Bill Maher has been a standup comedian for decades, so he knows how to get the job done, and he has a staff that’s quite good at writing in his unique voice. I enjoy him, although he has two very irritating habits. One is that he laughs at his own jokes more than anyone not named Arsenio. The other is that, when a joke doesn’t work, or doesn’t get the positive reaction he expects, he blames the audience. Last Friday night on “Real Time,” he did a line that got no response at all and — unlike his hero, Johnny Carson, who was a master at saving such situations — Maher lashed out cursed at the crowd as if it were their fault. It’s never appropriate to blame your fans when you blow it.
The biggest problem in Fallon doing an extended monologue is that he is not a standup. Yes, he’s a gifted enough impressionist that he can imitate a comedian, but it’s clear that his strengths lie elsewhere. Although NBC would no doubt have balked at the idea, it would have been refreshing to see him start “The Tonight Show” with a shorter monologue and then get on to parts of the show he enjoys more (and is better at delivering).
Last night, Jerry Seinfeld came out and did several minutes at center stage and killed. Then, in a nod to the past, Seinfeld stayed at the microphone and glanced over at Fallon, who waved him over to the guest chair. When he got there, Seinfeld acted the way he did the first time Carson made that same gesture. It was a nice tribute to “Tonight Show” history.
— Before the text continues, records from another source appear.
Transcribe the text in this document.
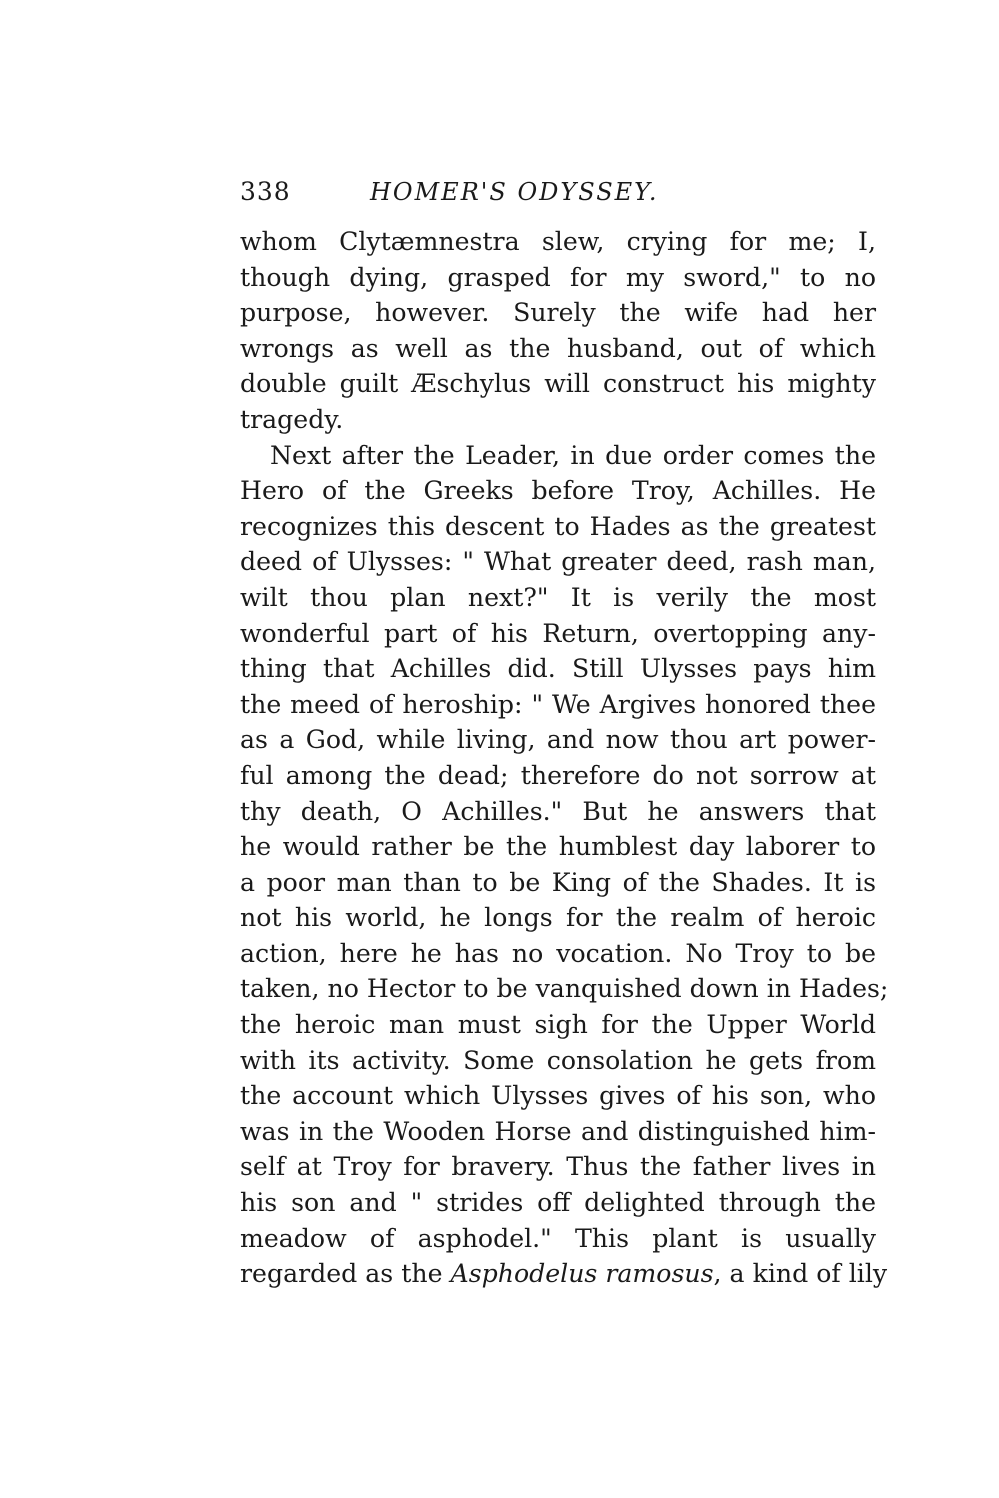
338	HOMER'S ODYSSEY.
whom Clytæmnestra slew, crying for me; I,
though dying, grasped for my sword," to no
purpose, however. Surely the wife had her
wrongs as well as the husband, out of which
double guilt Æschylus will construct his mighty
tragedy.
Next after the Leader, in due order comes the
Hero of the Greeks before Troy, Achilles. He
recognizes this descent to Hades as the greatest
deed of Ulysses: " What greater deed, rash man,
wilt thou plan next?" It is verily the most
wonderful part of his Return, overtopping any-
thing that Achilles did. Still Ulysses pays him
the meed of heroship: " We Argives honored thee
as a God, while living, and now thou art power-
ful among the dead; therefore do not sorrow at
thy death, O Achilles." But he answers that
he would rather be the humblest day laborer to
a poor man than to be King of the Shades. It is
not his world, he longs for the realm of heroic
action, here he has no vocation. No Troy to be
taken, no Hector to be vanquished down in Hades;
the heroic man must sigh for the Upper World
with its activity. Some consolation he gets from
the account which Ulysses gives of his son, who
was in the Wooden Horse and distinguished him-
self at Troy for bravery. Thus the father lives in
his son and " strides off delighted through the
meadow of asphodel." This plant is usually
regarded as the Asphodelus ramosus, a kind of lily
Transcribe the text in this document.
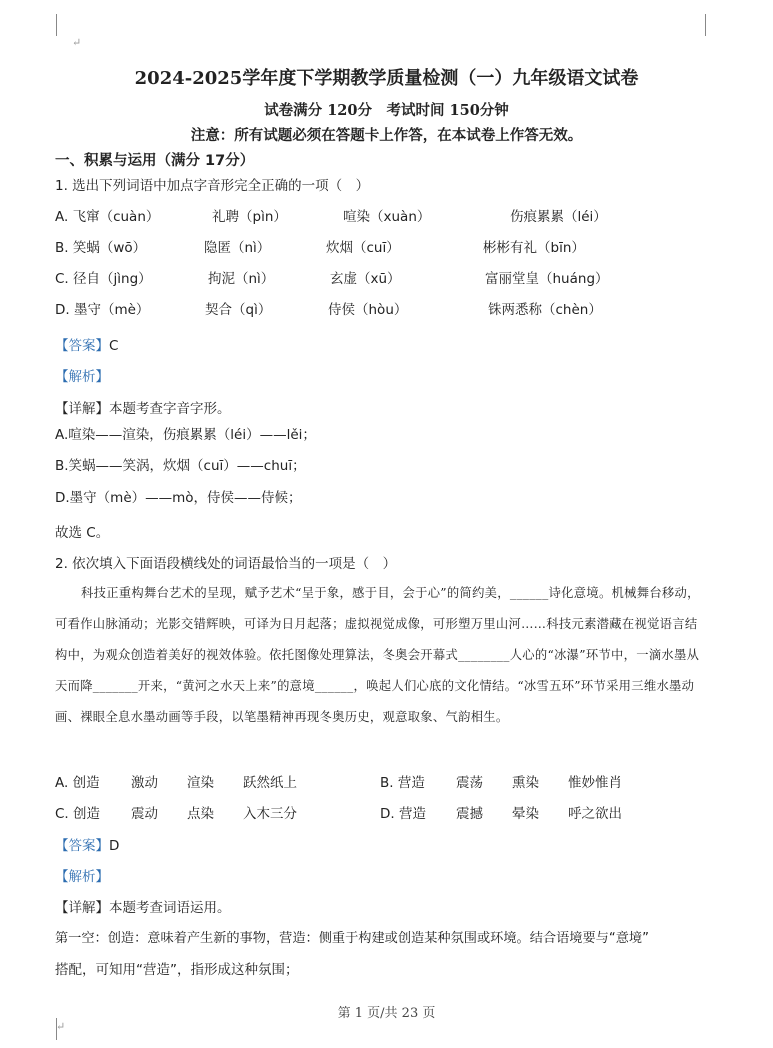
↵
2024-2025学年度下学期教学质量检测（一）九年级语文试卷
试卷满分 120分　考试时间 150分钟
注意：所有试题必须在答题卡上作答，在本试卷上作答无效。
一、积累与运用（满分 17分）
1. 选出下列词语中加点字音形完全正确的一项（　）
A. 飞窜（cuàn）	礼聘（pìn）	喧染（xuàn）	伤痕累累（léi）
B. 笑蜗（wō）	隐匿（nì）	炊烟（cuī）	彬彬有礼（bīn）
C. 径自（jìng）	拘泥（nì）	玄虚（xū）	富丽堂皇（huáng）
D. 墨守（mè）	契合（qì）	侍侯（hòu）	铢两悉称（chèn）
【答案】C
【解析】
【详解】本题考查字音字形。
A.喧染——渲染，伤痕累累（léi）——lěi；
B.笑蜗——笑涡，炊烟（cuī）——chuī；
D.墨守（mè）——mò，侍侯——侍候；
故选 C。
2. 依次填入下面语段横线处的词语最恰当的一项是（　）

科技正重构舞台艺术的呈现，赋予艺术“呈于象，感于目，会于心”的简约美，______诗化意境。机械舞台移动，可看作山脉涌动；光影交错辉映，可译为日月起落；虚拟视觉成像，可形塑万里山河……科技元素潜藏在视觉语言结构中，为观众创造着美好的视效体验。依托图像处理算法，冬奥会开幕式________人心的“冰瀑”环节中，一滴水墨从天而降_______开来，“黄河之水天上来”的意境______，唤起人们心底的文化情结。“冰雪五环”环节采用三维水墨动画、裸眼全息水墨动画等手段，以笔墨精神再现冬奥历史，观意取象、气韵相生。

A. 创造 激动 渲染 跃然纸上	B. 营造 震荡 熏染 惟妙惟肖
C. 创造 震动 点染 入木三分	D. 营造 震撼 晕染 呼之欲出
【答案】D
【解析】
【详解】本题考查词语运用。
第一空：创造：意味着产生新的事物，营造：侧重于构建或创造某种氛围或环境。结合语境要与“意境”
搭配，可知用“营造”，指形成这种氛围；
第 1 页/共 23 页
↵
Fallon should give more standup comics that opportunity. Sure, Seinfeld is one of the greatest monologists of all time, so we can’t expect that level of quality from everyone, but it would be nice to see the current generation of standups getting the same kind of big network platform that Carson gave Seinfeld so many years ago.
There would be plenty of time for that if Fallon cut down his own monologue.